Keynote: Joris Van Ouytsel
Joris Van Ouytsel is a leading researcher in the field of digital intimacy and online relationship behaviors. His work focuses on internet safety and media literacy education, the influence of digital media and artificial intelligence on relationship experiences and expressions of sexuality, understanding digital risky and violent behaviors in interpersonal relationships, and examining the antecedents and consequences of digital sexual behaviors. Recognized among the world’s top 2% most cited scholars for four consecutive years, Van Ouytsel has made significant contributions to understanding adolescents’ sexting practices, digital partner violence, and online sexual self-presentation.
In his keynote titled Understanding Digital Intimacy: Insights and Emerging Frontiers in Sexting Research, Van Ouytsel traced how academic understanding of sexting has evolved over the past 15 years. He discussed common misconceptions surrounding its prevalence, motivations, and risks, and addressed ongoing methodological challenges such as inconsistent definitions and terminology. Looking ahead, he highlighted how emerging technologies like AI-generated deepfakes are reshaping digital intimacy and called for researchers and practitioners to develop new approaches to study and address these changing forms of online sexual communication.

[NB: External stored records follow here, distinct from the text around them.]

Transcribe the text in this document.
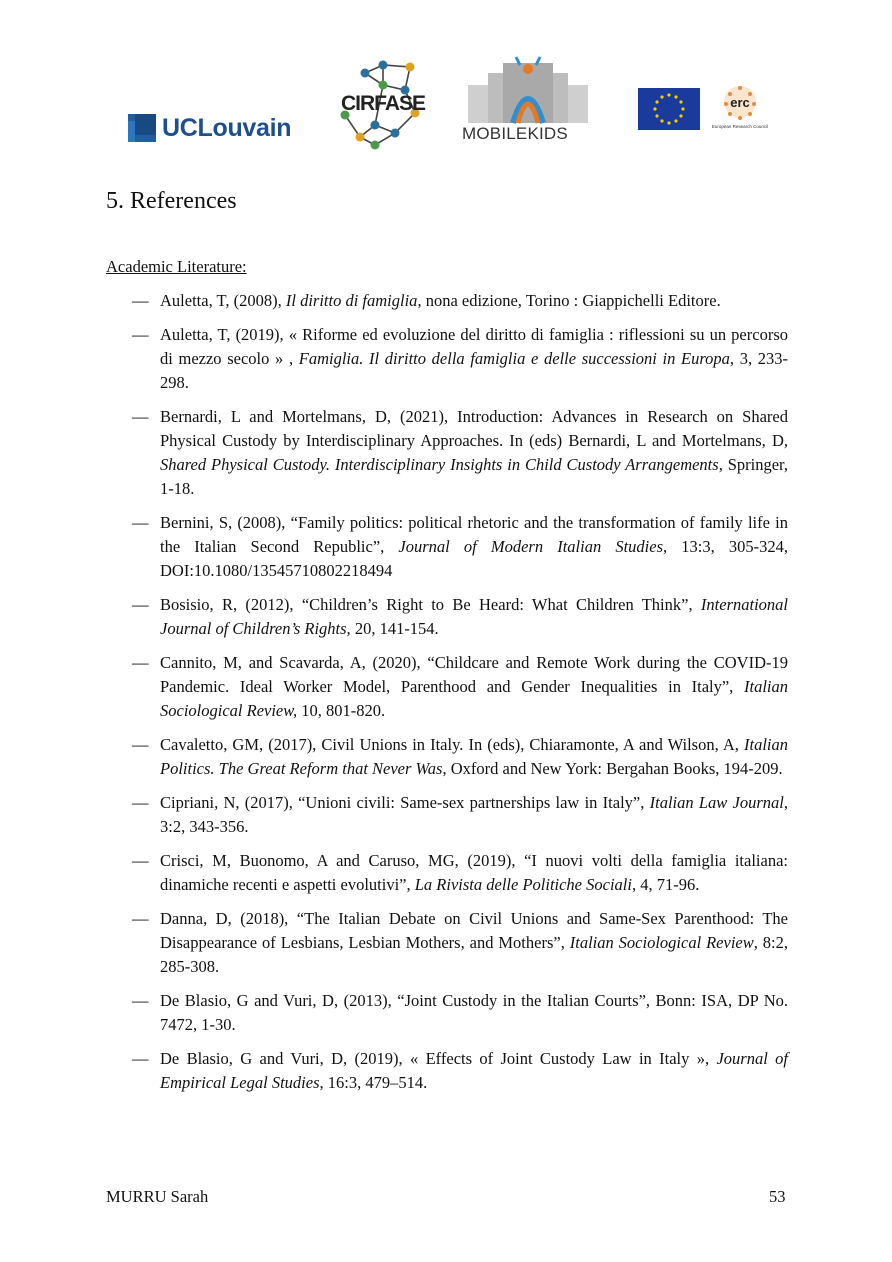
UCLouvain
CIRFASE
MOBILEKIDS
erc
European Research Council
5. References
Academic Literature:
— Auletta, T, (2008), Il diritto di famiglia, nona edizione, Torino : Giappichelli Editore.
— Auletta, T, (2019), « Riforme ed evoluzione del diritto di famiglia : riflessioni su un percorso di mezzo secolo » , Famiglia. Il diritto della famiglia e delle successioni in Europa, 3, 233-298.
— Bernardi, L and Mortelmans, D, (2021), Introduction: Advances in Research on Shared Physical Custody by Interdisciplinary Approaches. In (eds) Bernardi, L and Mortelmans, D, Shared Physical Custody. Interdisciplinary Insights in Child Custody Arrangements, Springer, 1-18.
— Bernini, S, (2008), “Family politics: political rhetoric and the transformation of family life in the Italian Second Republic”, Journal of Modern Italian Studies, 13:3, 305-324, DOI:10.1080/13545710802218494
— Bosisio, R, (2012), “Children’s Right to Be Heard: What Children Think”, International Journal of Children’s Rights, 20, 141-154.
— Cannito, M, and Scavarda, A, (2020), “Childcare and Remote Work during the COVID-19 Pandemic. Ideal Worker Model, Parenthood and Gender Inequalities in Italy”, Italian Sociological Review, 10, 801-820.
— Cavaletto, GM, (2017), Civil Unions in Italy. In (eds), Chiaramonte, A and Wilson, A, Italian Politics. The Great Reform that Never Was, Oxford and New York: Bergahan Books, 194-209.
— Cipriani, N, (2017), “Unioni civili: Same-sex partnerships law in Italy”, Italian Law Journal, 3:2, 343-356.
— Crisci, M, Buonomo, A and Caruso, MG, (2019), “I nuovi volti della famiglia italiana: dinamiche recenti e aspetti evolutivi”, La Rivista delle Politiche Sociali, 4, 71-96.
— Danna, D, (2018), “The Italian Debate on Civil Unions and Same-Sex Parenthood: The Disappearance of Lesbians, Lesbian Mothers, and Mothers”, Italian Sociological Review, 8:2, 285-308.
— De Blasio, G and Vuri, D, (2013), “Joint Custody in the Italian Courts”, Bonn: ISA, DP No. 7472, 1-30.
— De Blasio, G and Vuri, D, (2019), « Effects of Joint Custody Law in Italy », Journal of Empirical Legal Studies, 16:3, 479–514.
MURRU Sarah	53
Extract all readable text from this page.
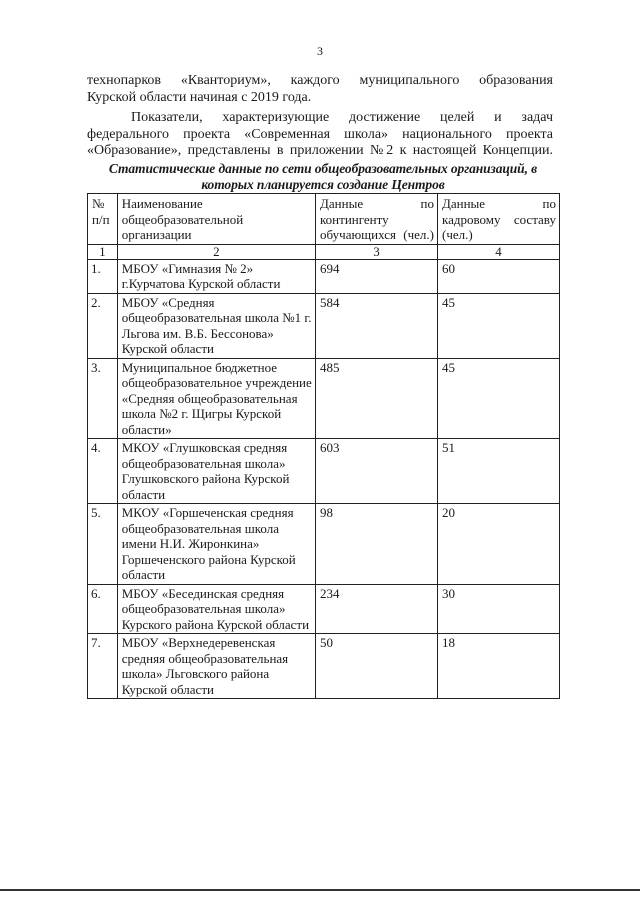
3
технопарков «Кванториум», каждого муниципального образования
Курской области начиная с 2019 года.
Показатели, характеризующие достижение целей и задач
федерального проекта «Современная школа» национального проекта
«Образование», представлены в приложении №2 к настоящей Концепции.
Статистические данные по сети общеобразовательных организаций, в
которых планируется создание Центров
№ п/п	Наименование общеобразовательной организации	Данные по контингенту обучающихся (чел.)	Данные по кадровому составу (чел.)

1	2	3	4
1.	МБОУ «Гимназия № 2» г.Курчатова Курской области	694	60
2.	МБОУ «Средняя общеобразовательная школа №1 г. Льгова им. В.Б. Бессонова» Курской области	584	45
3.	Муниципальное бюджетное общеобразовательное учреждение «Средняя общеобразовательная школа №2 г. Щигры Курской области»	485	45
4.	МКОУ «Глушковская средняя общеобразовательная школа» Глушковского района Курской области	603	51
5.	МКОУ «Горшеченская средняя общеобразовательная школа имени Н.И. Жиронкина» Горшеченского района Курской области	98	20
6.	МБОУ «Бесединская средняя общеобразовательная школа» Курского района Курской области	234	30
7.	МБОУ «Верхнедеревенская средняя общеобразовательная школа» Льговского района Курской области	50	18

The keynote was followed by panel discussion, where Joris Van Ouytsel, together with Michala Šaradín Lebedíková and Ainize Martínez-Soto responded to questions from the audience.
IRTIS presentations
Members of our team also presented at the conference. Ainize Martínez-Soto shared the results of her longitudinal research on how parental mediation strategies influence the extent of adolescents' sexting with people they only know from the internet. Jaroslav Sýkora presented a study on the use of digital technologies for work outside working hours and the connections between such work and employee recovery. Nina Křížová, a psychology student at the Faculty of Social Studies at Masaryk University, also spoke at the conference. She presented the psychometric properties of a newly developed scale of state self-objectification, which can be used in research on the impacts of media on body image. She developed the scale as part of her thesis under the supervision of Nikol Kvardová from IRTIS.